Maximum Likelihood Estimation

 

Introduction

Imagine a “magic” gum box that contains infinitely many pieces of gum.

  • Each gum has a natural number written inside it: (1, 2, 3, \dots).
  • Every time you draw a piece, each number in the box is equally likely.
  • You and a goblin start a betting game.

However, the goblin chose a maximum number in advance. All numbers on the gums are in

\[\{1, 2, \dots, M\}\]

for some unknown integer (M). This unknown (M) is the parameter (the thing we want to guess).

Goblin: “If you can guess my maximum number (M), you win the box of gum.”

Only the goblin knows the true value of (M). You are allowed to draw, say, three times and then must guess (M).


Intuition from Simple Draws

Suppose your first draw is 10.

  • Would it make sense to say “The maximum is 5”?
  • No. If (M = 5), then numbers larger than 5 cannot appear at all.
  • Since you already saw 10, the probability that (M = 5) is effectively 0.

Now suppose your second draw is 12. So your observed values are:

  • Observed sample: (10, 12).

If you now say “The maximum is 5,” that is obviously impossible.
But what if you say “The maximum is 12000”?

  • This sounds crazy, but it is still more reasonable than 5, because at least 12000 is consistent with observing 10 and 12.
  • The goblin’s maximum could be 12000, but then most numbers from 1 to 12000 are possible and you just happened to see 10 and 12.

Now imagine your three draws are:

  • (5, 10, 12).

What if you guess:

  • (M = 14)?

This sounds much more plausible than (M = 5) or (M = 12000).

If the candidates are just ({5, 14, 12000}), your instinct is that 14 is the most reasonable guess, because:

  • 5 is impossible (we already saw 10 and 12).
  • 12000 is possible but feels too large given how small the observed numbers are.
  • 14 is just above the maximum observed value 12, and “fits” the data in a natural way.
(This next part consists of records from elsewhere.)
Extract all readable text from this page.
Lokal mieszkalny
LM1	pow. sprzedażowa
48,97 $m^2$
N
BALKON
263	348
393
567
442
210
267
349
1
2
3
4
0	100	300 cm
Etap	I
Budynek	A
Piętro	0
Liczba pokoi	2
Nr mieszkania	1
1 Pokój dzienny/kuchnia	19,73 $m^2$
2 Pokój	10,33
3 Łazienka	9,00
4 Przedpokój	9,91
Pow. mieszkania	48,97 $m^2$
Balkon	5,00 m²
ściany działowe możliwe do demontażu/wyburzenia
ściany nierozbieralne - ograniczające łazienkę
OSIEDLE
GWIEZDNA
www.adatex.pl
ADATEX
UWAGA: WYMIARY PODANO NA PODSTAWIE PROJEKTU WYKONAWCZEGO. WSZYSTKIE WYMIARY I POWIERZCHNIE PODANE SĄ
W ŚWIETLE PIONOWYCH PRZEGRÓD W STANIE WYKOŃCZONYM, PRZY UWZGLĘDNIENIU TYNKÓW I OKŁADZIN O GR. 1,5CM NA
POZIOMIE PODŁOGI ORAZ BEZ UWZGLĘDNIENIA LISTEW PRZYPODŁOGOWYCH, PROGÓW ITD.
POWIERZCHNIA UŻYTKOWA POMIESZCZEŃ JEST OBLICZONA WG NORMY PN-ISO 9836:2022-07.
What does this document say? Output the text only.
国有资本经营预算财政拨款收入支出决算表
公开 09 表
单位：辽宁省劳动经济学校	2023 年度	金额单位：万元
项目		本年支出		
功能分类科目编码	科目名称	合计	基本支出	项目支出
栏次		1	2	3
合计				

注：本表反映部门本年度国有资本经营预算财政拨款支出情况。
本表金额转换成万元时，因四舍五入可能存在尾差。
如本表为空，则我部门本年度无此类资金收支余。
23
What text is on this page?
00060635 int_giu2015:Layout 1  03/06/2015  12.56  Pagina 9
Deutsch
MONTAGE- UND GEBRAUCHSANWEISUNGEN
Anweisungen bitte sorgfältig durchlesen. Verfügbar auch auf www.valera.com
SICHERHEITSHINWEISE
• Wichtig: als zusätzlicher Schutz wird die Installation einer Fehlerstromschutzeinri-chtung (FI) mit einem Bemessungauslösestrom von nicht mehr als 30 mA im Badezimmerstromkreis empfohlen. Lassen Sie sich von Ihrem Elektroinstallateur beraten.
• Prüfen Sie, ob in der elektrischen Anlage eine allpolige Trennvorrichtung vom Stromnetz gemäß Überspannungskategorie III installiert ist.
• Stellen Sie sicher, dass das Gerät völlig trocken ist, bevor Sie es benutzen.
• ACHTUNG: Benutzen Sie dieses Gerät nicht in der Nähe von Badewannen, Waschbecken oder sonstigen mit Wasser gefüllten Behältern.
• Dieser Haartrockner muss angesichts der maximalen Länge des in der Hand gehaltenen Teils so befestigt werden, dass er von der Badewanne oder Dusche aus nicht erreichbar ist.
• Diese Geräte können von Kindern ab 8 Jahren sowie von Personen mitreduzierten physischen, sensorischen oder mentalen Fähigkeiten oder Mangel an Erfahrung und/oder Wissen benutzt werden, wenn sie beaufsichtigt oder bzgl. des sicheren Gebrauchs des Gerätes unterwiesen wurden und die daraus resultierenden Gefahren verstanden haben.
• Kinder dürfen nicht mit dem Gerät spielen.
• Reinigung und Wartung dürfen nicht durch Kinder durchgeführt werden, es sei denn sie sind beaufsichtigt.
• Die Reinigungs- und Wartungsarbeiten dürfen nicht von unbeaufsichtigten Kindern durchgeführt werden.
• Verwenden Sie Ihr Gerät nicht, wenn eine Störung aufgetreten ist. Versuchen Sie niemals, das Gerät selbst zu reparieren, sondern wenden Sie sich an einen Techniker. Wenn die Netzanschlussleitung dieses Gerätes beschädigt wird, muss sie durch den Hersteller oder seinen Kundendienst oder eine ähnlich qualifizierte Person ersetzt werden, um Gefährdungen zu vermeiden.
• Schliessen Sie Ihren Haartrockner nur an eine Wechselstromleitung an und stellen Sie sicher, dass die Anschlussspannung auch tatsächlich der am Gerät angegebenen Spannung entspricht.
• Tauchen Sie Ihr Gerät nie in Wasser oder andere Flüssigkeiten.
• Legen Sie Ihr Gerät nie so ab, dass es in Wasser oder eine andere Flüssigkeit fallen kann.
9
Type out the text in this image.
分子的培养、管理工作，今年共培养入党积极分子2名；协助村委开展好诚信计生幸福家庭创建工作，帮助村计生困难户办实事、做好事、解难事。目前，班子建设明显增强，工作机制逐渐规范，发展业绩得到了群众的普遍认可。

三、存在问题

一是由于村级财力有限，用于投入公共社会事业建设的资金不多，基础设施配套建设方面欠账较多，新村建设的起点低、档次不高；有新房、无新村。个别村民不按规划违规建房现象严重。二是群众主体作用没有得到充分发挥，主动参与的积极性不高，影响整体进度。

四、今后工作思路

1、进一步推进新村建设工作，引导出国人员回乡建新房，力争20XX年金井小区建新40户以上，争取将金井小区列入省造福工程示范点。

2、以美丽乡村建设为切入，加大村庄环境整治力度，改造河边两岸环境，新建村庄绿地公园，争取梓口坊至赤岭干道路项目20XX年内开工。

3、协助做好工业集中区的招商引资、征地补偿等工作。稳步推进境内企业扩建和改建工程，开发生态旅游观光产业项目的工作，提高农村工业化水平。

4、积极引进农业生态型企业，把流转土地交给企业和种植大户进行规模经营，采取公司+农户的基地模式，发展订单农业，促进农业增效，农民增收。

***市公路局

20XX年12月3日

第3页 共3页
In many such problems, the maximum observed value is used as the estimate of the unknown maximum parameter (M). This is exactly the kind of reasoning behind maximum likelihood estimation.


Intuitive Meaning of MLE

Maximum likelihood estimation (MLE) can be described informally as:

“Given the observed data, choose the parameter value that makes those data most likely.”

More precisely, if the parameter is (\theta) and your data are (x_1, \dots, x_n), you can write the likelihood function:

\[L(\theta) = P_\theta(X_1 = x_1, \dots, X_n = x_n),\]

which is the probability of seeing this particular dataset, viewed as a function of (\theta).

The maximum likelihood estimator (MLE) is the value (\hat{\theta}) that maximizes this likelihood:

\[\hat{\theta}_{\text{MLE}} = \arg\max_\theta L(\theta).\]

In the gum-box story:

  • The parameter is (\theta = M).
  • The data are your draws (e.g., 5, 10, 12).
  • Among all possible values of (M), the value that gives the highest probability of seeing this sample is (informally) the maximum observed number.

Intuitive Definition (Density / Distribution View)

You can also think of MLE as:

Estimating the probability distribution or density that best explains the observed data, within a given model family.

Different types of data suggest different families of distributions:

  • Continuous, symmetric data around a center → normal distribution.
  • Counts of events in a fixed time window → Poisson distribution.
  • Binary outcomes (success/failure) → Bernoulli / binomial distribution.

For example, if you are modeling the weight of mice:

  • A normal model says: “Most mice have weights close to the mean, and the data are roughly symmetric around that mean.”
  • The parameters (\mu) and (\sigma) (mean and standard deviation) can be estimated by MLE.

The idea is:

  1. Choose a model family (e.g., normal, Poisson, binomial).
  2. Write down the likelihood (L(\theta)) of the observed data under this model.
  3. Find the parameter value (\hat{\theta}) that maximizes this likelihood.

That (\hat{\theta}) is the maximum likelihood estimate: the parameter value that makes your actual data look as “unsurprising” (i.e., as likely) as possible under the chosen model.